Observez la nature les portées des chats, des chiens… le premier né est le plus trapu, le plus costaud, le dernier est le plus chétif. Chez les rebouteux c’est pareil, l’ainé est celui qui a le plus de puissance, le plus de vision, le plus de sensibilité au bout des doigts. Le deuxième est un excellent magnétiseur et coupeur de feu. Mais il faut savoir que tous les rebouteux sont magnétiseurs, mais que tous les magnétiseurs ne sont pas rebouteux. On a entre 6000 et 80000 magnétiseurs en France en ce moment et on en a besoin. Heureusement qu’ils sont là parce que les rebouteux ont beaucoup de travail, difficile de prendre des jours de congés.
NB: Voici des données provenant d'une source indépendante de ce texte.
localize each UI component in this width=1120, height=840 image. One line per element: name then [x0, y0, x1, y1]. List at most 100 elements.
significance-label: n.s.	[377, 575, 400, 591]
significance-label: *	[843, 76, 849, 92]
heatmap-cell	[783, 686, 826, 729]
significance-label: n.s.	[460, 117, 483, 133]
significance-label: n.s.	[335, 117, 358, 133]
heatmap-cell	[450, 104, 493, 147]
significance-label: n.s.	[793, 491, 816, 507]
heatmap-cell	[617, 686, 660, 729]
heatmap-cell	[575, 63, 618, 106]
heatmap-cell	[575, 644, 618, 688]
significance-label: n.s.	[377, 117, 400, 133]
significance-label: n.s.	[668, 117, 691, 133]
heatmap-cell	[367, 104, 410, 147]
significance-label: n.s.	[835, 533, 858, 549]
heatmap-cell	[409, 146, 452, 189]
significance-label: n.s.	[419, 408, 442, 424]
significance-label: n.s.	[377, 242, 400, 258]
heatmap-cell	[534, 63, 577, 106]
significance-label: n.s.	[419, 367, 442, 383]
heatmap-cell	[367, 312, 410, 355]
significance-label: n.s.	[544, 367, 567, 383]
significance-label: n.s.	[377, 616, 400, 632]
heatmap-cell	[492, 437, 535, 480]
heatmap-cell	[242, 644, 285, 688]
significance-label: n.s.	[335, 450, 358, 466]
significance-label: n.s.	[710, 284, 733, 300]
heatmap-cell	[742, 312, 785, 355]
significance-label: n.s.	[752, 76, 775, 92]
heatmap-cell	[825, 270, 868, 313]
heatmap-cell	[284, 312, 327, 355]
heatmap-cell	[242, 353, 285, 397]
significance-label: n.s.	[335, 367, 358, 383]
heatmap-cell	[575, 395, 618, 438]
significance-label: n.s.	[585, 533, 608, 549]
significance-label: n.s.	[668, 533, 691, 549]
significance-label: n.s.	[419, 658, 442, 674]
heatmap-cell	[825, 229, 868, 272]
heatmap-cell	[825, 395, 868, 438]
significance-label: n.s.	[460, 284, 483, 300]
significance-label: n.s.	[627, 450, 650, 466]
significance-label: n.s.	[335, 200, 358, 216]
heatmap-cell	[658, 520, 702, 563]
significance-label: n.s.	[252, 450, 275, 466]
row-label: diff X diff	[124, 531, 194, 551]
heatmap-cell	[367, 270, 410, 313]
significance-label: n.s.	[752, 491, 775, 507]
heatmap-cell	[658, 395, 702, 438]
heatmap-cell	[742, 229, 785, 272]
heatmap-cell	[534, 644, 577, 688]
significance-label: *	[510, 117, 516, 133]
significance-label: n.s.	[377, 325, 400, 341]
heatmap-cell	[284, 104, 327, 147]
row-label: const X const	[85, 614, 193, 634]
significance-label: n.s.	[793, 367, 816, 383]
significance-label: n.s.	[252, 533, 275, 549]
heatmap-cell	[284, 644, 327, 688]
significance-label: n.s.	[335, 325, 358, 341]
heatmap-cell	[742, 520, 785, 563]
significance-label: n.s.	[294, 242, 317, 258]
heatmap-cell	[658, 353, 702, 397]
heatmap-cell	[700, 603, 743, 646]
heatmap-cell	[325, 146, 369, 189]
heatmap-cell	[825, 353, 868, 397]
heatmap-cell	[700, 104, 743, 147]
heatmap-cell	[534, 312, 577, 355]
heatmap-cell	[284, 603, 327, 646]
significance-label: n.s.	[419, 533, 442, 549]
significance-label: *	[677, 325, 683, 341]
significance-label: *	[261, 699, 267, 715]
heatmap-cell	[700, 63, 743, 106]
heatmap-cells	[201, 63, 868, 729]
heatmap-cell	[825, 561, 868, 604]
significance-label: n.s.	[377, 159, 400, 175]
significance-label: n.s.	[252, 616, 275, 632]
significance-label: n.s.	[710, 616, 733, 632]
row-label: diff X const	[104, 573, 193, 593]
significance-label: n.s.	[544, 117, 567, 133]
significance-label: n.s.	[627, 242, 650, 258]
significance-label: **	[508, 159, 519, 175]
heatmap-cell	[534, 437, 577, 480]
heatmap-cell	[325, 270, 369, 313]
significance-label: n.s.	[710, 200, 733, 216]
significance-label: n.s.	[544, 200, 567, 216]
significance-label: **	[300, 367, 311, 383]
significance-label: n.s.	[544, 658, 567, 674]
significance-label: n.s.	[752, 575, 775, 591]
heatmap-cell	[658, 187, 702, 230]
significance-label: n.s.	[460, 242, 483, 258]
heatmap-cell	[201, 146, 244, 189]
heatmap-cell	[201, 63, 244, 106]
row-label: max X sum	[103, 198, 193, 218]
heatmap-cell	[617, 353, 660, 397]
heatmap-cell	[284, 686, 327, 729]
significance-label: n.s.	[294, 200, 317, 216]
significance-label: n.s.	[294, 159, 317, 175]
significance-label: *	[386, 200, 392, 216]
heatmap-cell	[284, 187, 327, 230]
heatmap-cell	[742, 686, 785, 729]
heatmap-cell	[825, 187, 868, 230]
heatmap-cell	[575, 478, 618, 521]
J’ai un grand honneur à exercer ce métier, je suis suis très fier de représenter 1800 ans de belle histoire… et cette fierté, ce plaisir d’exercer, est teinté de beaucoup de regret : les jeunes, partant sur des métiers plus futuristes, sans le vouloir bousillent ce métier vieux de 1800 ans. Mais de là à leur faire intégrer dans leur caboche de 17 ans… oui, parce qu’on est enseigné à 17 ans. Si vous vous décidez à 40 ans, souvent papa ou maman est décédé… C’est trop tard pour transmettre l’enseignement. On a essayé d’enseigner des descendants d’autres familles de rebouteux, ça ne fonctionne pas. Et c’est malheureux que les jeunes ne suivent pas, parce que nous, les rebouteux, on est indispensables.
Aujourd’hui ma fille de 11 ans se demande ce qu’elle va dire à sa maitresse si elle lui demande ce qu’elle fera plus tard… « rebouteuse, il va falloir que je leur explique. » Effectivement, si elle choisit ce métier, elle aura toute sa vie à expliquer qui elle est : « je remets les os de bout en bout, d’où le nom rebouteuse. »
Je suis moi-même rebouteux magnétiseur c’est très difficile de faire comprendre parfois.